The attendance was rather muted last night. To begin with, Acorn had trouble deposting into Royal Vegas. So Gary C had to loan him some chips. On top of that, our readers failed to show up, and Juice was very disappointed.
Participating poker bloggers were:
Little Acorn ManJuiceGary CTripjax couldn't make it as he was working on the layout of Gary's blog.
Another unexpected participant was a red dog called Waldo. He wouldn't provide us with any details of who he was, other than stating that he was a red dog.
Anyway, once Little Acorn got his Neteller deposit sorted we found that our readers hadn't turned up, and as a result were a little short handed. We therefore moved to a $5.00+$0.50 NL SNG and sat down with a load of other players. Gary C soon doubled up by cracking someone else's pocket Aces. Other than that, I didn't really do my journalistic duties as I was looking at contract specs on the Sydney Futures Exchange. I'm sure one of the other bloggers will give a better account of the tournament.
After that was done we decided to have another go. But Juice and myself were feeling a bit skint so we went to a $2.00+$0.50 NL SNG.
One very unusually observation I made from the Poker Office Live Tracker was the comparative looseness of the tables. I'd have expected the $2.00+$0.50 to be crazy, with the $5.00+$0.50 slightly tighter. However it was the total opposite. At the $5.00+$0.50 there were a 3 players who saw about 80% of flops. Though they got knocked out relatively quickly.

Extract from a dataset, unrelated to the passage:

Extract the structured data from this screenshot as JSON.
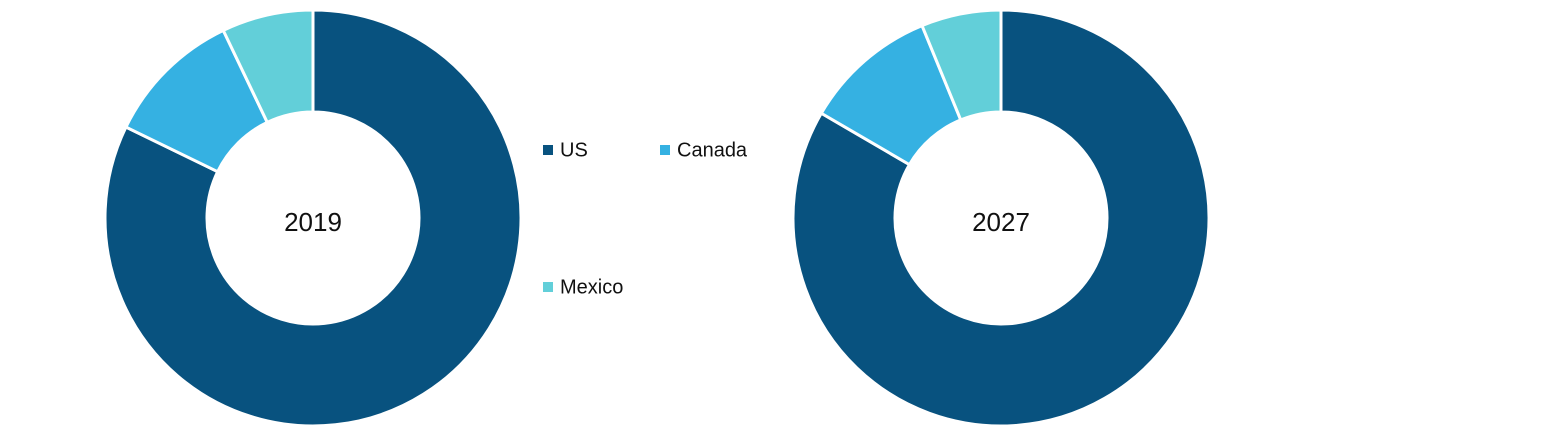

At the $2.00+$0.50 there were still 8 players when the blinds hit 80/160. And Poker Office told me that they'd all seen onlt 25% of flops! That was very worrying as I'd taken large hit forcing a short stacked opponent all in (he hit a full house!).
For this session I did not use Texas Calculatem. It's far too easy too get short stacked as the blinds increase, and you can't afford to raise a drawing hand, only to fold it on the flop. You need to either fold or go all in and hope to either scare off the opposition or that your hand holds up.
Overall it was a good night and interesting to play against the bloggers who I'm always reading about. However, I'm not sure if Royal Vegas is the way to go as the starting stacks are 1,000 (as opposed to Ladbrokes' 1,500) and this seems to add a significant luck element to the game.